How Procrastinating About Your Internet Presence Hurts Your Local Business
“That sounds wonderful!” the lady was saying between bites of birthday cake. Mandy had just seen her eyes light up as she’d described her local business. “Where are you located?” When Mandy told her the lady said, “Oh, I go by there all the time! I’ve never gone in, though. Do you have a website so I can see what you have?”
“We have a Facebook page,” Mandy replied as she handed the lady a business card and tried to hide her frustration. “You walk by all the time and would never come in?” she thought. “Did you not see the exact item we were just talking about in my window? Why do you need to see it online? Just come in the store already!”
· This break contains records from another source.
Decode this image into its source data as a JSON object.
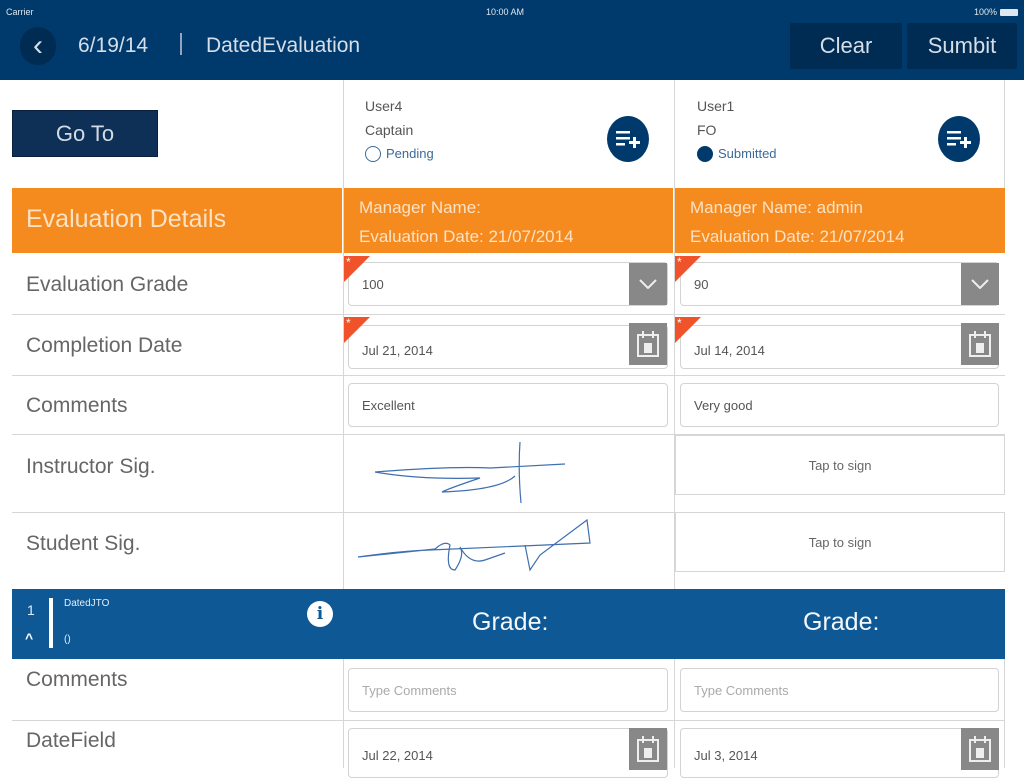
{
  "status_bar": {
    "carrier": "Carrier",
    "time": "10:00 AM",
    "battery": "100%"
  },
  "nav": {
    "date": "6/19/14",
    "title": "DatedEvaluation",
    "clear_label": "Clear",
    "submit_label": "Sumbit"
  },
  "goto_label": "Go To",
  "users": [
    {
      "name": "User4",
      "role": "Captain",
      "status": "Pending",
      "manager": "Manager Name:",
      "eval_date": "Evaluation Date: 21/07/2014"
    },
    {
      "name": "User1",
      "role": "FO",
      "status": "Submitted",
      "manager": "Manager Name: admin",
      "eval_date": "Evaluation Date: 21/07/2014"
    }
  ],
  "section_title": "Evaluation Details",
  "rows": {
    "grade": {
      "label": "Evaluation Grade",
      "values": [
        "100",
        "90"
      ]
    },
    "completion": {
      "label": "Completion Date",
      "values": [
        "Jul 21, 2014",
        "Jul 14, 2014"
      ]
    },
    "comments": {
      "label": "Comments",
      "values": [
        "Excellent",
        "Very good"
      ]
    },
    "instructor_sig": {
      "label": "Instructor Sig.",
      "tap_text": "Tap to sign"
    },
    "student_sig": {
      "label": "Student Sig.",
      "tap_text": "Tap to sign"
    }
  },
  "required_marker": "*",
  "subsection": {
    "number": "1",
    "name": "DatedJTO",
    "sub": "()",
    "grade_label": "Grade:",
    "comments_label": "Comments",
    "comments_placeholder": "Type Comments",
    "datefield_label": "DateField",
    "dates": [
      "Jul 22, 2014",
      "Jul 3, 2014"
    ]
  },
  "colors": {
    "navy": "#003a6c",
    "orange": "#f58a1f",
    "section_blue": "#0e5896",
    "required": "#f0522a"
  }
}
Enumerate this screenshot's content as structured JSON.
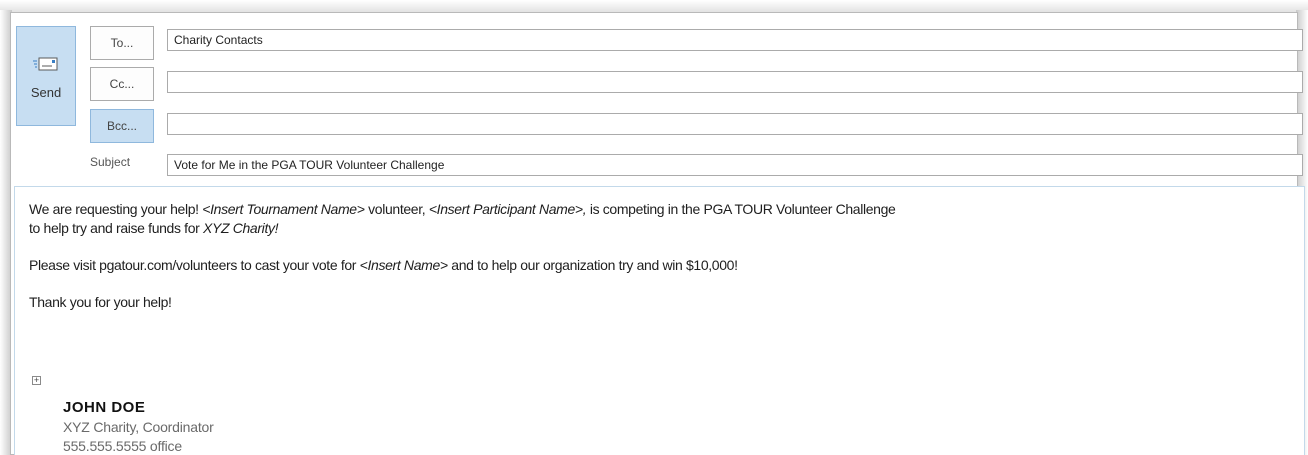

She never heard from the woman again.
Meanwhile, New Customers Aren’t Finding Her
Unfortunately for Mandy (who keeps meaning to beef up her online presence but never seems to get around to it) the lady she met was not an unusual potential customer. Right now, according to Forrester Research, 52% of the purchases being made in local stores have been directly influenced by online research. Whether that means checking out reviews, researching products and businesses, or merely being swayed by the thoughts of the shopper’s friends. Over half of all purchases made in person involve the internet. According to the same report, that number is going to reach 60% within a short few years.
Millennials, especially, report a growing reluctance to even go into a local store if they can’t see what the store offers online first.
What does that mean for the business owner like Mandy? Can she survive if 60% of shoppers can’t find the information they want before they’re willing to purchase her products?
The Difference Between Success And Failure
Being found online when and where the shopper is doing this advance research can be the difference between success and failure, especially as these numbers continue to rise.
So the #1 way procrastinating about your internet presence hurts you is that every day you wait, you miss out on a new potential customer.
Equally important is the concept of aging. When someone in your town is searching for a product you carry, search engines have to choose which pages that contain that item to display first. One of the things they consider is the age of each page. They’re thinking that an authority on a subject sticks around, doesn’t show up and disappear. So the longer a page exists, the more weight the search engine gives it.
This means that even if you can’t complete your page/ profile/ website/ listing etc. you want to get it started NOW. Even if it takes you 3 weeks of editing to get it where you want it. Because the fact that a page was born today gives it more credibility than one born tomorrow.
Which brings me to the final point. One reason Mandy procrastinated was that everything she knew she needed to do online seemed like a giant, time-consuming task. So she never started. And she’s still losing potential customers. But getting started is half the battle. 15 minutes here, 20 minutes there add up over time.
Before you know it, you’ll be wondering how you ever did business any other way.